The purpose of this project is to build small machine learning algorithms, to get to the fundamentals of ML. As such, nothing is optimally implemented and there is no fancy back-propagation.
The algorithms are intended to model basic logic gates, like AND, OR and XOR.
Logic gates like AND have two inputs and a single output. This is reflected in the model such that the single neuron takes two inputs and returns a single output, so the architecture looks something like the image below.
Training the model, the cost vs. iteration curves look like power laws, which is reasonable.
The algorithm is able to model gates like AND and OR, for which I've plotted 3D below. The x and y axes correspond to the inputs of the gates, and z axis to the output. The black markers are the training data, and the surface is the model output.
Looks decent, but as can be seen from the image below, XOR gate does not work. Why not?

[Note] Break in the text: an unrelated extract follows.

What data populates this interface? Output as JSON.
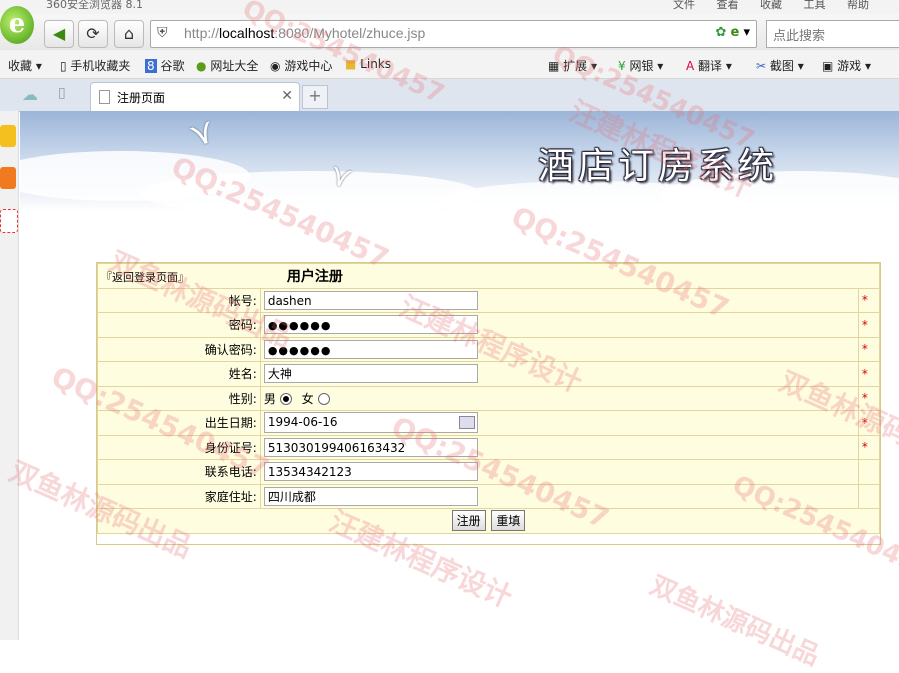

Taking another look at the architecture, the equation we are essentially solving for is: output = activation(weight1*input1 + weight2*input2 + bias). The activation function brings some non-linearity, but the surface still does not have any saddle points -- meaning, it can't look like a pringle. To solve this issue, we need more parameters, so let's pump them up from 3 to 9.
Adding a few more neurons, the architecture now looks something like this:
Training this model, we get much better results for the XOR gate. We can see that with the newely introduced degrees of freedom allow for this pringle shape, and the XOR gate is able to be modelled.
That's it. I recommend you read through the code comments as well.